Per superare queste limitazioni, recentemente sono state realizzate tecniche di PCR quantitativa (real-time PCR), che permettono la misurazione della carica di agenti patogeni in pazienti affetti da malattie infettive, il monitoraggio del trattamento e la discriminazione fra pazienti rispondenti e non rispondenti alla terapia (Colucci, 2000).

La real-time PCR permette il monitoraggio del prodotto di amplificazione ciclo per ciclo (in “tempo reale”); in questo modo è possibile determinare a quale ciclo il prodotto comincia ad amplificarsi in maniera esponenziale, il cosiddetto “ciclo soglia”.

Per inferenza, è possibile quantificare in termini relativi il DNA stampo presente all’inizio della reazione con precisione e riproducibilità (Gomes et al., 2006).

Da tale quantificazione deriva una stima della carica parassitaria relativa nei diversi campioni presi in esame.

La quantificazione assoluta viene ottenuta in riferimento ad uno standard interno amplificato simultaneamente al DNA campione, o ad uno standard esterno ricavato mediante amplificazione di diverse concentrazioni note di un campione di riferimento in reazioni parallele.

Per il monitoraggio della formazione del prodotto bersaglio durante l’amplificazione, esistono varie metodiche che prevedono l’uso di particolari sonde fluorescenti, come le tecnologie SYBR GreenR e TaqManR.

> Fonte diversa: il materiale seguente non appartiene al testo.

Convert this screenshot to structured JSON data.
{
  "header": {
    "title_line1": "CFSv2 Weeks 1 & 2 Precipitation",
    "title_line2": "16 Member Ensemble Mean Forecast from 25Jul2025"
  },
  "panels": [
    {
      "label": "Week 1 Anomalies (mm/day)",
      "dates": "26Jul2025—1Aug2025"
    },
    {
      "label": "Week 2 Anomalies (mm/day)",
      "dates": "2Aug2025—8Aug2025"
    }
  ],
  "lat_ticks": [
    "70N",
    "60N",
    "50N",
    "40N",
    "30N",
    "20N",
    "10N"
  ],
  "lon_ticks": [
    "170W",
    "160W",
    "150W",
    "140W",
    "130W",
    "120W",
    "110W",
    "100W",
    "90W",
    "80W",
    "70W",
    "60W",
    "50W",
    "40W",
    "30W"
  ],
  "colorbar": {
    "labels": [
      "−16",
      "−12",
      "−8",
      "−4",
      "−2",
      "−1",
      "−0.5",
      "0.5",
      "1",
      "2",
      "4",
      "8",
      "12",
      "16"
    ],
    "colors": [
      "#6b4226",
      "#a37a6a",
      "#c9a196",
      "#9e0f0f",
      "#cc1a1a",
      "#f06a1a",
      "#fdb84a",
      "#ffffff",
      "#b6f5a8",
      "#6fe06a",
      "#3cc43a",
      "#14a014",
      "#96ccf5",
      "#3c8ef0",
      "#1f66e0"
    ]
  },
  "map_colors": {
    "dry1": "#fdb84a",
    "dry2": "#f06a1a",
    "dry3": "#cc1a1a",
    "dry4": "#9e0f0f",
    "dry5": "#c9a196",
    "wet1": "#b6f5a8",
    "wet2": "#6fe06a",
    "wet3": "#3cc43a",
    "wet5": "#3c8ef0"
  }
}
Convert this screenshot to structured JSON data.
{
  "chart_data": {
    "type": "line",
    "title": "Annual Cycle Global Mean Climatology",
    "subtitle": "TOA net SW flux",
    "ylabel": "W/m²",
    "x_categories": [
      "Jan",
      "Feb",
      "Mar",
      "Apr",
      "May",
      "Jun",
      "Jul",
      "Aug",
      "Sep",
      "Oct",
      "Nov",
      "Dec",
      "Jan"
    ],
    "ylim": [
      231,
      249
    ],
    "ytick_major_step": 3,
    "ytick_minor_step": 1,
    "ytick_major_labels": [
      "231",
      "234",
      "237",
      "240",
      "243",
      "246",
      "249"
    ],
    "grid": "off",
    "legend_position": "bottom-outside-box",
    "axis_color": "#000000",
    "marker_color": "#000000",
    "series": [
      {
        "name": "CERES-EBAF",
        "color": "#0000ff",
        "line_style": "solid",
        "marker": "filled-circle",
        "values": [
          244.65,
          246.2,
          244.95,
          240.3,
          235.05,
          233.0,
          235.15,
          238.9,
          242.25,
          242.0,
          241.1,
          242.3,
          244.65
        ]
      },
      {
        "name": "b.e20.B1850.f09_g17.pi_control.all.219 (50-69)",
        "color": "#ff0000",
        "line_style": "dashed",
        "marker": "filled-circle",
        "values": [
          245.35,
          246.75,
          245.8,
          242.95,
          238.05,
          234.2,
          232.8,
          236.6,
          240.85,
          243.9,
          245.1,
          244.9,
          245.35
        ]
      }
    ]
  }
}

La fluorescenza che si genera durante la PCR per effetto delle diverse reazioni chimiche, basate sia sul legame di coloranti fluorescenti che si intercalano nella doppia elica di DNA, sia sull'ibridazione di sonde specifiche, viene quindi misurata in tempo reale da una telecamera CCD. Tutte le operazioni relative alle misurazioni avvengono sotto il controllo di un software gestito da un personal computer.

I vantaggi della metodica di real-time PCR, rispetto alle tecniche di PCR standard, consistono nella rapidità della produzione dei risultati, nell’eliminazione delle manipolazioni post-amplificazione per la rilevazione degli amplificati (con riduzione dei tempi e dei rischi di contaminazione), e nell’aumento della sensibilità (Gomes et al., 2006).

È ipotizzabile, inoltre, che la quantificazione della carica residua parassitaria in corso di terapia possa essere usato come metodo di controllo dell’efficacia della stessa ed, eventualmente, di predizione delle recidive dopo la sospensione del trattamento, oltre che come strumento in supporto alla valutazione della necessità di effettuare un trattamento preventivo in soggetti infetti asintomatici, come suggerito da ricerche comparse in letteratura a proposito di patologie virali (Griscelli et al., 2001).